Für die Expo 2025 in Osaka entsteht derzeit ein besonderes architektonisches Projekt: Ein öffentliches Toilettengebäude, das mit robotergestütztem 3D-Druck aus lokalem Lehm gefertigt wird. Entwickelt wurde die Struktur vom italienischen Unternehmen WASP in Zusammenarbeit mit Shigeru Ban Architects. Die Anlage ist Teil des italienischen Pavillons und versteht sich nicht nur als Infrastrukturmaßnahme, sondern als ein Lehrstück nachhaltigen Bauens im digitalen Zeitalter.

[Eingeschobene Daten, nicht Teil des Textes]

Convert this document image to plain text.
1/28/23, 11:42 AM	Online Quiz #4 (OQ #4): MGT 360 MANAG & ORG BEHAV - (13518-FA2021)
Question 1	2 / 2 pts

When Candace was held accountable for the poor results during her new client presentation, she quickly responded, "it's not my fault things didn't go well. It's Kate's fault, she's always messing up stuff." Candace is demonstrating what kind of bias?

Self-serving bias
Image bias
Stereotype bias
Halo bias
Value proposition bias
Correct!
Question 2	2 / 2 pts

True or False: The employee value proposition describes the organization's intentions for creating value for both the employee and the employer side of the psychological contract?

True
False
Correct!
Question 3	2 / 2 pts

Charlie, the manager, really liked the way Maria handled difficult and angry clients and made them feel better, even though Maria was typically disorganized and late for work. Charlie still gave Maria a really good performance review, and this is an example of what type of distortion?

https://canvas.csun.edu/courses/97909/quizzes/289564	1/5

Digitale Bauweise mit natürlichen Materialien
Die Grundstruktur des Gebäudes basiert auf lokalem Erdmaterial, das durch ein magnesiumhaltiges Härtungsmittel biologisch abbaubar gemacht wird. Schicht für Schicht trägt ein 3D-Drucker die Lehm-Paste auf und formt so die organisch geschwungenen Wände des Gebäudes. Dieses additive Verfahren ermöglicht eine weitgehende Reduktion von Arbeitskräften und verkürzt die Bauzeit erheblich – ein Vorteil, der vor dem Hintergrund weltweiter Arbeitskräftemängel in der Baubranche zunehmend relevant wird.
Trotz der Präzision des 3D-Drucks bringt die Bauweise auch Herausforderungen mit sich: So kann das Material beim Trocknen schrumpfen oder sich verziehen, was zu Abweichungen vom digitalen Entwurf führt. Die dadurch entstehenden Unregelmäßigkeiten verleihen der Struktur jedoch eine handwerkliche Ästhetik und machen jedes Bauwerk zu einem Unikat.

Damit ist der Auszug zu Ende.